5) Pad the outside surfaces of helmets and shoulder pads; make mouthpieces mandatory; study the value of the face guard, and if it is truly a cause of spinal injury, prohibit its use.
6) Make some form of lightweight knee brace mandatory equipment (e.g., the eight-ounce plastic model used at Oklahoma State).
7) Outlaw strong chemical stimulants and institute urine or saliva tests as is necessary to ensure that players obey the rules against the use of drugs.
8) Monitor practices to make sure the techniques being taught are legal.
None of these recommendations would affect the esthetic qualities of the game. None would lessen its appeal. They would make life more difficult for coaches, and more costly for administrators, but if they saved half a dozen players from lives—spent in wheelchairs, they would be worth it.

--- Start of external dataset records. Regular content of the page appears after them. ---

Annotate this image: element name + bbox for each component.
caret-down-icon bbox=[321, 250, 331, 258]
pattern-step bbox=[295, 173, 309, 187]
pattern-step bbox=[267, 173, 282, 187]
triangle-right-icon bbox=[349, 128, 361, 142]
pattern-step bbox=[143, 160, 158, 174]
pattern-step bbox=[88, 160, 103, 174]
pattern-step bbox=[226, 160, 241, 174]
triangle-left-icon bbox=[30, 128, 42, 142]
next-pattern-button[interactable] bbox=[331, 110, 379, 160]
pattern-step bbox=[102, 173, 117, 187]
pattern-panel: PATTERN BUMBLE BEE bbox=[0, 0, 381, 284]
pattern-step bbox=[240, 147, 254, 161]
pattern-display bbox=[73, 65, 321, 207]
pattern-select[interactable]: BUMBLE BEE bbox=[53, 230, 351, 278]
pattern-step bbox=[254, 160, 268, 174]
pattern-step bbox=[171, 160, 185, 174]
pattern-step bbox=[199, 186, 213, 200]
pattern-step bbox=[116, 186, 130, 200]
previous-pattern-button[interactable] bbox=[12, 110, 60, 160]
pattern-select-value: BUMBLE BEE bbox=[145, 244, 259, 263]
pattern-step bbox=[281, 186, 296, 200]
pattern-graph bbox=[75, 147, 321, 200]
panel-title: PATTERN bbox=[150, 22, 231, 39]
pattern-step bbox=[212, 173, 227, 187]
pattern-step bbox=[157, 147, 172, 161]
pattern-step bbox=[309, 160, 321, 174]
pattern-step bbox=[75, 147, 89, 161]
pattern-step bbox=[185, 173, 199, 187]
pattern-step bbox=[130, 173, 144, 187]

Unless there are sweeping changes in the game, a storm of litigation is coming. The thunder is already being heard. Lawyers hang on every broken bone and torn tendon, watching for an opening. The rules and the environment in which the game is played can no longer be left to the whims of coaches and players, because they are at once the cause and the victims of the problem.
"There are a lot of enemies of football now," says Dr. Donald Cooper. "They're frothing at the mouth because of all the litigation and all the problems. They think it's so good because they're finally going to get the game. We've got a professor in the philosophy department who hates the game, hates the coaches, hates the players—and he's with those who see this as a golden opportunity: don't improve football, eliminate it.